Tumour of the apical region or the lung may invade the pleura, the brachial plexus and the cervical sympathetic chain. In most cases the tumour is a squamous cell carcinoma and this is called “Pancoast’s tumours” or superior sulcus tumour. Involvement of the brachial plexus leads to intense neuralgic pain along the arm. Paralysis of the sympathetic chain gives rise to ipsilateral Horner’s syndrome.

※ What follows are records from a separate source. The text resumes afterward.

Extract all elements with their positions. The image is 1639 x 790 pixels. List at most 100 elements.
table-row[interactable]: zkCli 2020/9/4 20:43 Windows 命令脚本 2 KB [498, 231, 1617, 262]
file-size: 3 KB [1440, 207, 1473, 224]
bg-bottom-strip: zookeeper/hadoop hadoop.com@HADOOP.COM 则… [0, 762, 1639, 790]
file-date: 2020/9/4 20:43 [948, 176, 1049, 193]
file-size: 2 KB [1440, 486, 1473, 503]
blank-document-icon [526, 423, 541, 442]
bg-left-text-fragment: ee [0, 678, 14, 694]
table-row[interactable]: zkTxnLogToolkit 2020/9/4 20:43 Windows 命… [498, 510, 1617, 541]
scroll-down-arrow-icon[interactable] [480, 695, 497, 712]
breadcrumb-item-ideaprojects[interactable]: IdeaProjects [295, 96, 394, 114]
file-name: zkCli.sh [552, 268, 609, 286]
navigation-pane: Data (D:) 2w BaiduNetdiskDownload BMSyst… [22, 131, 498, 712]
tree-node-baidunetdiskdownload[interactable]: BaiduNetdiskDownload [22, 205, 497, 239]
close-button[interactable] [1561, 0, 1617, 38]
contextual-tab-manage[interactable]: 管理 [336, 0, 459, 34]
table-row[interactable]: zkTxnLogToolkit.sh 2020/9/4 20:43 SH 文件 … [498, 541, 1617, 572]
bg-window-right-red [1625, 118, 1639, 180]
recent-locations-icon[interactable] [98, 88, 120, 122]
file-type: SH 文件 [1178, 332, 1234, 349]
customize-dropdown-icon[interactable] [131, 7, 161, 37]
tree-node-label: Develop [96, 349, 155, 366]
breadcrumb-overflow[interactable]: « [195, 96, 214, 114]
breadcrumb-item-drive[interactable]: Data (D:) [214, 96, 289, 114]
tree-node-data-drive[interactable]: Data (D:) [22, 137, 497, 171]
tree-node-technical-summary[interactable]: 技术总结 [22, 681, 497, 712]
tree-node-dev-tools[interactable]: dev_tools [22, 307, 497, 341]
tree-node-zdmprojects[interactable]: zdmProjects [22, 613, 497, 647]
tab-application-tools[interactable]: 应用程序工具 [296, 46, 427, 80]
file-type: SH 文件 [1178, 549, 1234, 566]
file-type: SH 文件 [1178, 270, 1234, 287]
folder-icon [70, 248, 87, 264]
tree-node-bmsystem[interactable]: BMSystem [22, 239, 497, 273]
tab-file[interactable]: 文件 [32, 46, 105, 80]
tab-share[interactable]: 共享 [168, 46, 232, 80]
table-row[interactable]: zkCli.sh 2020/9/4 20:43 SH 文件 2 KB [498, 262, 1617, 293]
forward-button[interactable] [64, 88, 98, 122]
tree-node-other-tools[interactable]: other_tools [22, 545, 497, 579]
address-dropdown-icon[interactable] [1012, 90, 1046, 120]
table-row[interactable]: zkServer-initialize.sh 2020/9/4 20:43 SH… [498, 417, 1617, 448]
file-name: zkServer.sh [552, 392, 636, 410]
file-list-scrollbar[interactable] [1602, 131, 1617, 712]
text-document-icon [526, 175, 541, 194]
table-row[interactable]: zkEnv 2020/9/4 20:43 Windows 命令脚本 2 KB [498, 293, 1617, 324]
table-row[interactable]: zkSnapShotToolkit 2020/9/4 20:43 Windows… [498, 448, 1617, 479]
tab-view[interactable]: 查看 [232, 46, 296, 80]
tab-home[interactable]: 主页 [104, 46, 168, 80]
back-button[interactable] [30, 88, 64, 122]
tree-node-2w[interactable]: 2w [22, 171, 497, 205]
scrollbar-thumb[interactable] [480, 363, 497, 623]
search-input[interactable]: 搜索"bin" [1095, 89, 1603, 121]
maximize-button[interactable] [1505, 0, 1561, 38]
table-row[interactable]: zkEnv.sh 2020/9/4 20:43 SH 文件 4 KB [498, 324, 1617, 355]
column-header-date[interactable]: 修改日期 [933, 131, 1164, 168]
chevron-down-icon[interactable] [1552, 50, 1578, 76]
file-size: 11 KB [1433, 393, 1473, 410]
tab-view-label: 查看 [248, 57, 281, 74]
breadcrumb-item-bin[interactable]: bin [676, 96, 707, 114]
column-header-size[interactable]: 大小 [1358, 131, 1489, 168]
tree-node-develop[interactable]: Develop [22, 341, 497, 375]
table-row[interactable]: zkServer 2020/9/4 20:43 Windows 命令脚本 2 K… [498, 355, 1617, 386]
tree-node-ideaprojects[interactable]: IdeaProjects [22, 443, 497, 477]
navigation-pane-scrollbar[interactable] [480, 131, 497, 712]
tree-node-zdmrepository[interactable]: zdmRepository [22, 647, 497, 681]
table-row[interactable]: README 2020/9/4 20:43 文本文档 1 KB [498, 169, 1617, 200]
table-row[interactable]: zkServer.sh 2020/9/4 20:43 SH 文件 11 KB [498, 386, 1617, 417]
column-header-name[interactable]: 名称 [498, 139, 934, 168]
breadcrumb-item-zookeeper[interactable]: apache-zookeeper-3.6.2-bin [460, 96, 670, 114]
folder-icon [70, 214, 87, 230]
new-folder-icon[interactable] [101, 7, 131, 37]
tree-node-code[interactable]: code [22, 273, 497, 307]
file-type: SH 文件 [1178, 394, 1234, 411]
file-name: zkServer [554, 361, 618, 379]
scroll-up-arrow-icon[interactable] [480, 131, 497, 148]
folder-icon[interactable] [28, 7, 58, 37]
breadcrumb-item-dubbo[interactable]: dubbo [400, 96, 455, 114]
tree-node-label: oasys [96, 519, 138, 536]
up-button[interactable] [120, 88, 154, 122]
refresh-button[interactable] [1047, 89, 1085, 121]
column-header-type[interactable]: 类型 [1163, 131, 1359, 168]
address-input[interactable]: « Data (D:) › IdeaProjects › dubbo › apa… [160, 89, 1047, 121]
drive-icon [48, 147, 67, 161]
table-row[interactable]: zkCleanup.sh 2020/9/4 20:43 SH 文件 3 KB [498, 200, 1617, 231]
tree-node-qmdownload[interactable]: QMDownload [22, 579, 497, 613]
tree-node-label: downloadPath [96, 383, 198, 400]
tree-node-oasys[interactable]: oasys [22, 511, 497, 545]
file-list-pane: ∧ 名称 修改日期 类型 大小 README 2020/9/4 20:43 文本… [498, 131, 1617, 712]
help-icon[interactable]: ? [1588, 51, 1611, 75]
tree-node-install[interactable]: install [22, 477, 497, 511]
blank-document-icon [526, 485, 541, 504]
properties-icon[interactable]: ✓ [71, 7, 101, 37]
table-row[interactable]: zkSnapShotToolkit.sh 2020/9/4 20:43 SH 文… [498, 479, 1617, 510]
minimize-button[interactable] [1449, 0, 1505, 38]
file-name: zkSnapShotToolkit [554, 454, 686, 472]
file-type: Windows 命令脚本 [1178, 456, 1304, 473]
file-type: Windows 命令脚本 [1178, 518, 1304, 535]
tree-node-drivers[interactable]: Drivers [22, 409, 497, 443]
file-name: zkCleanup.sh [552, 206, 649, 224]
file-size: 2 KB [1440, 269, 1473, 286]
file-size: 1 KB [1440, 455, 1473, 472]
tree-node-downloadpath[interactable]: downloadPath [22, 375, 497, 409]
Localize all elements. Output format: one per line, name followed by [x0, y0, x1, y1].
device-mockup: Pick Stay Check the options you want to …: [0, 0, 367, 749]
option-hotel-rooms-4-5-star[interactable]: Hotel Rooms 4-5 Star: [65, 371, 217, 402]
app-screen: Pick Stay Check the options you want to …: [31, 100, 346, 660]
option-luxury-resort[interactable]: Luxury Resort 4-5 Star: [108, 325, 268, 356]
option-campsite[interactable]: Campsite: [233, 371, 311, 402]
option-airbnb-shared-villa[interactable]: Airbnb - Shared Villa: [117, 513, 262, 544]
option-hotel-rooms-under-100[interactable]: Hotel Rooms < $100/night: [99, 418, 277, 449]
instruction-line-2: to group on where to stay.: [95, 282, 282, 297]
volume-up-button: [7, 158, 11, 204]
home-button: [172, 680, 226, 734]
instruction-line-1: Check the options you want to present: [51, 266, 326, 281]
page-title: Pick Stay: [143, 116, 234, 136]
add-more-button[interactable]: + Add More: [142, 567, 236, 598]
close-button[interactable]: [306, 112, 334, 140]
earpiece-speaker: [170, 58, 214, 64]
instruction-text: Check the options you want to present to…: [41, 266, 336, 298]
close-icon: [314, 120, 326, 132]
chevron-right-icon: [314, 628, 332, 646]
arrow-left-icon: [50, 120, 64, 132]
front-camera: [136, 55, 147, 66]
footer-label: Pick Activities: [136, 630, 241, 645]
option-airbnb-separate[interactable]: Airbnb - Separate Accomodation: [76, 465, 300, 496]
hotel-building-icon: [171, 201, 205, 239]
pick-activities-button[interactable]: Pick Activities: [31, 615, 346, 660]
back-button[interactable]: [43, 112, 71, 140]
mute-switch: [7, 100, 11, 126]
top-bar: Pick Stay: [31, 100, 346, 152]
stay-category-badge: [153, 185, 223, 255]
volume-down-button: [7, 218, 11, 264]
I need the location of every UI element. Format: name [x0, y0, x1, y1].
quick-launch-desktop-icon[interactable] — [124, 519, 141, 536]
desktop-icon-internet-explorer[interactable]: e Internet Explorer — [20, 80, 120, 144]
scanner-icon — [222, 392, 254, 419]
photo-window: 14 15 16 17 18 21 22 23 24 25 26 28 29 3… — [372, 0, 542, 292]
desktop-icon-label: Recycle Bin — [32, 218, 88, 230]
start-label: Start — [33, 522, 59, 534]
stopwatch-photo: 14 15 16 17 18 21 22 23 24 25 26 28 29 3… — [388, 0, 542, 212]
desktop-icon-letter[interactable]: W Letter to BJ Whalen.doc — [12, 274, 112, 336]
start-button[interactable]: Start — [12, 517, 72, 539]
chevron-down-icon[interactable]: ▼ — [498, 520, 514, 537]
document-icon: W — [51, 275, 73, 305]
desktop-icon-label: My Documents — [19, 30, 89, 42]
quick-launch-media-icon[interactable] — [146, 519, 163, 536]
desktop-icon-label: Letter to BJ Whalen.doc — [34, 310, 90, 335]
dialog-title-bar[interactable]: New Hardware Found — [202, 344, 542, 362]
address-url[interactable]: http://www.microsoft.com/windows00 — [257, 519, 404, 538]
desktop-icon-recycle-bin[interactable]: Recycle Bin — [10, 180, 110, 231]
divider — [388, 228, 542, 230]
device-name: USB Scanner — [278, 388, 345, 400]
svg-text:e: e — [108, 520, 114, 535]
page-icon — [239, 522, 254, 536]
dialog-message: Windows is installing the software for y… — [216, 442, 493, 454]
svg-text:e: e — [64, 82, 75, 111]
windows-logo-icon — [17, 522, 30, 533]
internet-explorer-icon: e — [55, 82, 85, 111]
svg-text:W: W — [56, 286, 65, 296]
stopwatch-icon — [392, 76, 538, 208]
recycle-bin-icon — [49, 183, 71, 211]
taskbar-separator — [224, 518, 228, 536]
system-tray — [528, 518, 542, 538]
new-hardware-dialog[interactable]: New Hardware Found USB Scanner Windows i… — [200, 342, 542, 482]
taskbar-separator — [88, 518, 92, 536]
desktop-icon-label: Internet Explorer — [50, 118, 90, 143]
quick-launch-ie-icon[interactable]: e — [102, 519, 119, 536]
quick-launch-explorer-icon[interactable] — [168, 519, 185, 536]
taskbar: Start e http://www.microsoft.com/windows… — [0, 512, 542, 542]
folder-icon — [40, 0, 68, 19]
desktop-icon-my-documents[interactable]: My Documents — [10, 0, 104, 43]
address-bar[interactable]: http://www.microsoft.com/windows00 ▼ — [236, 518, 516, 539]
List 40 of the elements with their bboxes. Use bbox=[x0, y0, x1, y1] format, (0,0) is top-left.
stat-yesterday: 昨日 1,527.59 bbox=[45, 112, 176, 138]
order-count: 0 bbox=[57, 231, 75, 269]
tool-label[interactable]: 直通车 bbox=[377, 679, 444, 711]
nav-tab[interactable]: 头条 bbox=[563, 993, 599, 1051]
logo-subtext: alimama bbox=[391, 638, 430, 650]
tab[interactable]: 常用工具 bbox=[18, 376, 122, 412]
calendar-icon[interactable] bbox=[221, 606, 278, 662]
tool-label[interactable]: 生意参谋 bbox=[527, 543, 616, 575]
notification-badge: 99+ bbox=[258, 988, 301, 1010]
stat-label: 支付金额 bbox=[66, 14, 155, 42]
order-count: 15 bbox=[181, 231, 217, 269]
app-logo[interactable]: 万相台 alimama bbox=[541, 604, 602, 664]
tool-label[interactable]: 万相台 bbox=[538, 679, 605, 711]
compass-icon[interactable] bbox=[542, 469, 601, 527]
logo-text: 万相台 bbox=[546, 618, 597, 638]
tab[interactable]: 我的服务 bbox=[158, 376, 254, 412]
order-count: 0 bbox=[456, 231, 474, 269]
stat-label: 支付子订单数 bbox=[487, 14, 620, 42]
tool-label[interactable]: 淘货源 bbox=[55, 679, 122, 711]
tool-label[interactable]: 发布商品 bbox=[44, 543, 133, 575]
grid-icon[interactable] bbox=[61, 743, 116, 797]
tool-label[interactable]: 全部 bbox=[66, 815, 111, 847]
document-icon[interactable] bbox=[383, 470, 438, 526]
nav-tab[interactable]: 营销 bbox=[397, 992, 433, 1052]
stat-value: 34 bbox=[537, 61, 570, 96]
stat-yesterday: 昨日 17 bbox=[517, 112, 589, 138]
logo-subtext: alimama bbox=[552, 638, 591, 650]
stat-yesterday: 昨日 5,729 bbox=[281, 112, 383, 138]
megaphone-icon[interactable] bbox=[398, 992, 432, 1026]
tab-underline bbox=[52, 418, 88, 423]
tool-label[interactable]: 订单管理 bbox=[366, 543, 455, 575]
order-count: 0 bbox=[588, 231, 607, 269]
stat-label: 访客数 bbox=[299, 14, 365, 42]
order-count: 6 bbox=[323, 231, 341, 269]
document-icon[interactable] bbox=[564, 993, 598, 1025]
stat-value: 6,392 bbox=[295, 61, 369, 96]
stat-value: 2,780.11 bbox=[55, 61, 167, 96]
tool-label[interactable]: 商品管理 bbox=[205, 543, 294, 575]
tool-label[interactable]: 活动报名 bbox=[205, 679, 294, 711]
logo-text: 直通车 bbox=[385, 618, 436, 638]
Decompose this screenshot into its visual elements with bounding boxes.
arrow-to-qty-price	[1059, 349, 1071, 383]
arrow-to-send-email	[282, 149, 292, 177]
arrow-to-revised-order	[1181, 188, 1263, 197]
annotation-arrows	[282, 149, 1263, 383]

Malignant pleural effusion may develop due to spread to the pleura. At times, the tumour may grown along the pleural surface resulting in pleural thickening. The hilar lymph nodes are enlarged. Mediastinal glands may be affected and enlargement of these structures gives rise to mediastinal syndrome. Compression of the phrenic nerve gives rise to diaphragmatic paralysis. Malignant pericardial effusion may develop. Direct spread to the ribs may lead to their destruction.

Physical examination of the chest may reveal signs of consolidation, cavitation, atelectasis, or pleural effusion. Enlargement of pretracheal and scalene lymph nodes and recent onset of finger should suggest the possibility of malignancy.

Extra-thoracic manifestations:

Widespread secondaries may occur in the liver, bone, adrenal glands, brain, kidney, spleen, peritoneum, skin, and other organs manifestations caused by metastases may be presenting features in many. For example, late onset seizures of a pathological fracture may be the first evidence of bronchogenic neoplasm.

Nonmetastatic manifestations:

Bronchogenic carcinoma may lead to paraneoplastic syndromes since the tumour may elaborate several hormones or allied substances. Well- known endocrine presentations include hypercalcemia, syndrome of inappropriate ADH secretion, Cushing’s syndrome, carcinoid syndrome, and feminization in makes. Neuro-muscular manifestations like proximal myopathy, myasthenic syndrome (Eaton- Lambert), peripheral neuropathy, and cortical cerebella myositis, Polyarthritis, thrombocytopenic purpura, myelophthisic anemia, leukemoid reaction, red cell aplasia, and secondary polycythemia may develop in rare cases.